Como foi o processo de criação dos personagens para "És tu, Brasil?"
IGOR PEDROSO - Foi intuitivo, real, aberto, com muitas vivências pessoais conectadas ao texto e de trocas com o coletivo para chegarmos em lugares que fizessem sentido para o processo. Sempre buscando referências que fossem próximas a mim e a minha realidade, do passado e do presente. Intenso, vulnerável e desafiador.
LUCAS SAMPAIO - Para mim, o processo foi uma terra fértil para minha imaginação, desejos, inquietações, experimentações e pesquisas.
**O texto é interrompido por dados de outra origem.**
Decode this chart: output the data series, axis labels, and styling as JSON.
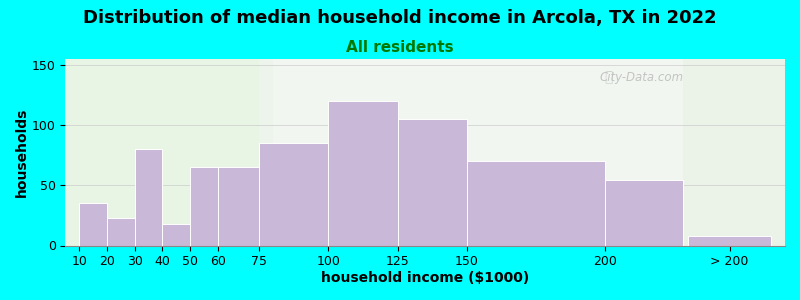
{
  "title": "Distribution of median household income in Arcola, TX in 2022",
  "subtitle": "All residents",
  "xlabel": "household income ($1000)",
  "ylabel": "households",
  "bar_lefts": [
    10,
    20,
    30,
    40,
    50,
    60,
    75,
    100,
    125,
    150,
    200,
    230
  ],
  "bar_rights": [
    20,
    30,
    40,
    50,
    60,
    75,
    100,
    125,
    150,
    200,
    228,
    260
  ],
  "bar_values": [
    35,
    23,
    80,
    18,
    65,
    65,
    85,
    120,
    105,
    70,
    54,
    8
  ],
  "bar_color": "#C9B8D8",
  "bar_edge_color": "#ffffff",
  "ylim": [
    0,
    155
  ],
  "yticks": [
    0,
    50,
    100,
    150
  ],
  "background_outer": "#00FFFF",
  "watermark": "City-Data.com",
  "title_fontsize": 13,
  "subtitle_fontsize": 11,
  "subtitle_color": "#007700",
  "axis_label_fontsize": 10,
  "tick_fontsize": 9,
  "xtick_positions": [
    10,
    20,
    30,
    40,
    50,
    60,
    75,
    100,
    125,
    150,
    200,
    245
  ],
  "xtick_labels": [
    "10",
    "20",
    "30",
    "40",
    "50",
    "60",
    "75",
    "100",
    "125",
    "150",
    "200",
    "> 200"
  ],
  "xlim": [
    5,
    265
  ]
}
Tudo isso aliado ao processo da sala de ensaio, encontros, repetições e provocações fizeram com que, de fato, nascessem os(as) personagens.
GIOVANNA NADER - Foi bastante intenso, uma grande busca em personagens reais do nosso Brasil profundo.
LUIZA LOROZA - Primeiro e principalmente, no meu caso - se deu na sala de ensaio, na relação com os colegas e as provocações do diretor. Me senti bastante livre para propor caminhos extracotidianos e muito desafiada a encontrar uma voz, uma estrutura corporal, um tempo específico pra cada um dos 12 personagens. Também busquei, com a ajuda da direção referências de pessoas reais, tais como Estamira, Stella do Patrocínio, e também referências da ficção como Bibiana de Torto Arado.
O que você sente ao fazer a cena da Carta de Pero Vaz de Caminha, em especial quando diz a frase "Vocês não pediram licença"?
IGOR PEDROSO - Sinto raiva; sentimento o qual transformo em força para contar essa história.
LUCAS SAMPAIO - Licença é uma palavra muito nobre para mim. Nesse momento, sempre me lembro o quão o passado construiu e constrói o presente em que vivemos. Lembro dos meus ancestrais.
GIOVANNA NADER - Me sinto triste, envergonhada, ao mesmo tempo com raiva. Ali temos a noção de que o país foi construído desde o inicio em cima do genocídio dos povos originários.
LUIZA LOROZA - Uma grande contradição habita meu ser. Ao mesmo tempo um terror de trazer ao palco a história nua e crua de povos dizimados e escravizados, a euforia de encenar de forma a tensionar os acontecimentos num jogo intenso com os atores, o som, a luz e o palco - uma triste conclusão que justifica os caminhos do Brasil até aqui. O Brasil começa (sob o ponto de vista do colonizador) na invasão, na destruição - mas essa terra aqui é ancestral, tem raiz.
SERVIÇO
ÉS TU, BRASIL?
Futuros - Arte e Tecnologia (Rua Dois de Dezembro, 63 - Flamengo)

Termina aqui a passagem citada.